WASHINGTON (Reuters) - In a rare show of bipartisanship, the U.S. House Financial Services Committee unanimously approved a bill on Wednesday that would prohibit mandatory rotation of auditors among companies to avoid fraud and financial misconduct.

The bill comes after the Public Company Accounting Oversight Board, an auditor watchdog, debated whether a new policy requiring audit firms to rotate clients every few years would help promote auditor independence.

The PCAOB was created by the Sarbanes-Oxley Act as a response to accounting scandals, such as Enron and Worldcom. The Enron case led to the demise of Enron's auditor, the accounting firm Arthur Andersen.

Those who favor requiring audit firm rotation, such as former Federal Reserve Chairman Paul Volcker, say it would help keep firms from becoming too cozy with corporate management.

But the idea has prompted strong opposition from the industry, including PricewaterhouseCoopers, KPMG, Deloitte & Touche LLC and Ernst & Young LLP.

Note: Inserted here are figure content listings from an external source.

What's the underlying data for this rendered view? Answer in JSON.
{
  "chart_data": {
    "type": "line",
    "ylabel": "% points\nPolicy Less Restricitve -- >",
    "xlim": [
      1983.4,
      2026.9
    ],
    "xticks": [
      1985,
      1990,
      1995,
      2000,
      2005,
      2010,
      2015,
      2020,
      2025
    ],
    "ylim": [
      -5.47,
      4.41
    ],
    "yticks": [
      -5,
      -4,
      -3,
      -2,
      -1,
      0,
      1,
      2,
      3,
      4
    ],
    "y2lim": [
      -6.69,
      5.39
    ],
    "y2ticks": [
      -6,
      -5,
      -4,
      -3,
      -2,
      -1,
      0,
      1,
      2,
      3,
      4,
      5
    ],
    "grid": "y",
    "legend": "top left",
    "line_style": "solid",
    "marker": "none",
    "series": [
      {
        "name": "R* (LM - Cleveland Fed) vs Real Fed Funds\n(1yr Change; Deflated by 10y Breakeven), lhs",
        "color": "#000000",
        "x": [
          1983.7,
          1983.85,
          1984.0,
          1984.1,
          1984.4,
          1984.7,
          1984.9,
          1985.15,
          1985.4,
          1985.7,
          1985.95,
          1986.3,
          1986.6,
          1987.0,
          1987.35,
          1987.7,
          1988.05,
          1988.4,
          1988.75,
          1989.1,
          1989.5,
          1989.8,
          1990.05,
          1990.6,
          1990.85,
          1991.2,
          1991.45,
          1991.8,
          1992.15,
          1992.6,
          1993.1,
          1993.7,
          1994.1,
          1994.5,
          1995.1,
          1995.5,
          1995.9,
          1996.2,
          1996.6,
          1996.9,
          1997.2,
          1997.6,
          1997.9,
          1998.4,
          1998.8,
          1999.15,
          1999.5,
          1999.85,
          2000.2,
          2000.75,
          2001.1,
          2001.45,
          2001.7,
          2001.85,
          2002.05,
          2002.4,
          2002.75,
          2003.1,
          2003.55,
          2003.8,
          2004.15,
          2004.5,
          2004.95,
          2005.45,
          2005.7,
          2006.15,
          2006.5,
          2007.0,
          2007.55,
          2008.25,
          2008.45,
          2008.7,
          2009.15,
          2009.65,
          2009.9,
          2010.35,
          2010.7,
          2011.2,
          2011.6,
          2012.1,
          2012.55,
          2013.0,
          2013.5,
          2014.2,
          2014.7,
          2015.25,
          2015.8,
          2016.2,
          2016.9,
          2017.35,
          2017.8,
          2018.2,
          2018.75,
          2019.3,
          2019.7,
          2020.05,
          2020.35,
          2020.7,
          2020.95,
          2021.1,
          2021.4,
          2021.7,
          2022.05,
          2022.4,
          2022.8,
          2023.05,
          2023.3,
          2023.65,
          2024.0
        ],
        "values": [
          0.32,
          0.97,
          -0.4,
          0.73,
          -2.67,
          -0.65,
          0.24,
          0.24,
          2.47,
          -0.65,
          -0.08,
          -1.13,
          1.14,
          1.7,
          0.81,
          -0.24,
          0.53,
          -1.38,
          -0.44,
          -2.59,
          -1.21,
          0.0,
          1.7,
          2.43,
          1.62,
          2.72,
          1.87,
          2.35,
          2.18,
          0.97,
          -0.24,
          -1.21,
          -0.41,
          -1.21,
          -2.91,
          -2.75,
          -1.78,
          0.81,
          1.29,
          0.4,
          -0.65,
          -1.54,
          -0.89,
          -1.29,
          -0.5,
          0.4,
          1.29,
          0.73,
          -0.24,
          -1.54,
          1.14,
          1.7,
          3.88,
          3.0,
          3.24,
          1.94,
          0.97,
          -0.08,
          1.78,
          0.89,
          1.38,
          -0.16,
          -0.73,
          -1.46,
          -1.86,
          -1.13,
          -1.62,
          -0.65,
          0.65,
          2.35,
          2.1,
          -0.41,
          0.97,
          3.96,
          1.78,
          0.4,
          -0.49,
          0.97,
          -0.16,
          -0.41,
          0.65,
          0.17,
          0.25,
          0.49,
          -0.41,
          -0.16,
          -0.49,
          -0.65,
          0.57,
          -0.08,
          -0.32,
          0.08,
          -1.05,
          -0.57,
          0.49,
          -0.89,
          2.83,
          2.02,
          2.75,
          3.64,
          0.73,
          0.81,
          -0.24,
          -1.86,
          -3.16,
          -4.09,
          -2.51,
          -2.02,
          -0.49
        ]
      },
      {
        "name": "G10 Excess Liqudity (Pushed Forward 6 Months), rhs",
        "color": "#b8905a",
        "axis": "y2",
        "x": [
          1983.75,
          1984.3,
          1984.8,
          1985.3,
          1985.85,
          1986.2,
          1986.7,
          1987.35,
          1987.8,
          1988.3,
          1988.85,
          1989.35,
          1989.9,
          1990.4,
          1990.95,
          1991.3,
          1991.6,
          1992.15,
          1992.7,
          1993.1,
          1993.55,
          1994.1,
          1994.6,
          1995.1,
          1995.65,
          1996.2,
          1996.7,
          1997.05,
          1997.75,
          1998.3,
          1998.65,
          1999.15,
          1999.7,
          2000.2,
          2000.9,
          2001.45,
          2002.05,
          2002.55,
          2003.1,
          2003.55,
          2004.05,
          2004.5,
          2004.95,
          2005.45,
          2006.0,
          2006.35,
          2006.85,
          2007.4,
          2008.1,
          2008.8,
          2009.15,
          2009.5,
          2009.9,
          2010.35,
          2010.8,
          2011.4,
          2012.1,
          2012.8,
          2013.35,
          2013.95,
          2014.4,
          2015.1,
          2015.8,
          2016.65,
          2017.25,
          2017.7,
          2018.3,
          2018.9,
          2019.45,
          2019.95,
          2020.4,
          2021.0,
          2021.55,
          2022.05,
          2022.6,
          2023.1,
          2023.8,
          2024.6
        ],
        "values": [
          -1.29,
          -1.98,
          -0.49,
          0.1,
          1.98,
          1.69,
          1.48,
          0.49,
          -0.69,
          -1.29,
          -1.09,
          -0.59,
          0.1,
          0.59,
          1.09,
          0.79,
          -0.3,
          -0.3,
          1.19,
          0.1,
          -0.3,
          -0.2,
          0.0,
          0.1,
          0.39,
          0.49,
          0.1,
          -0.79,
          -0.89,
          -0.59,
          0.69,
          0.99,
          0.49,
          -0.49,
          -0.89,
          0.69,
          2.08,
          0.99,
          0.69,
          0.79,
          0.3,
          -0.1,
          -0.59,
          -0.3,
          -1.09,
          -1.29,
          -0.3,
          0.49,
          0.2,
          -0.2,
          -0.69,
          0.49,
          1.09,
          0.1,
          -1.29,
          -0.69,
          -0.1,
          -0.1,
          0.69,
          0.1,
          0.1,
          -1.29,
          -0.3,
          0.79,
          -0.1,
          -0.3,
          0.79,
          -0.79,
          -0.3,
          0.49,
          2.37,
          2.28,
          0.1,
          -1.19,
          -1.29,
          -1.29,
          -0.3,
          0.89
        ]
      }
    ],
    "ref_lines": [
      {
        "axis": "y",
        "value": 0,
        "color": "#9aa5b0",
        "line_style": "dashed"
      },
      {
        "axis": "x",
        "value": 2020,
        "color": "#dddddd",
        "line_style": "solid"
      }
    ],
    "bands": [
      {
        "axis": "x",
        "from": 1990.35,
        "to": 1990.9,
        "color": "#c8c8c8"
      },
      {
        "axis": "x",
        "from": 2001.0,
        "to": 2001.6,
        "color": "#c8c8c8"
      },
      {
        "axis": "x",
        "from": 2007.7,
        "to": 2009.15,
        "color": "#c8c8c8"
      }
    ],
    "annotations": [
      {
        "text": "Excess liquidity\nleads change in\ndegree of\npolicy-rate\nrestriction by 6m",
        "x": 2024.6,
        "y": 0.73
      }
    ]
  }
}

"It is boards of directors, management and shareholders who should ultimately make the decision about which accounting firms should audit a company's financial statements -- not the PCAOB," said Jeb Hensarling, Republican chairman of the House committee.

The committee also approved a bill that would place additional requirements on the U.S. Securities and Exchange Commission and the Department of Labor before they can adopt rules to establish a new ethical standard for brokers who give financial advice.

SEC officials have been considering imposing a uniform fiduciary standard for brokers and investment advisers. A second rulemaking at the U.S. Department of Labor would impose fiduciary responsibilities only on advisers to retirement plans.

Critics have raised concerns about potential discrepancies between the two approaches by the two agencies.

The bill would delay rulemaking efforts at both agencies by requiring the SEC to take more steps before adopting a rule and requiring the Labor Department to wait for the SEC to complete its rulemaking first.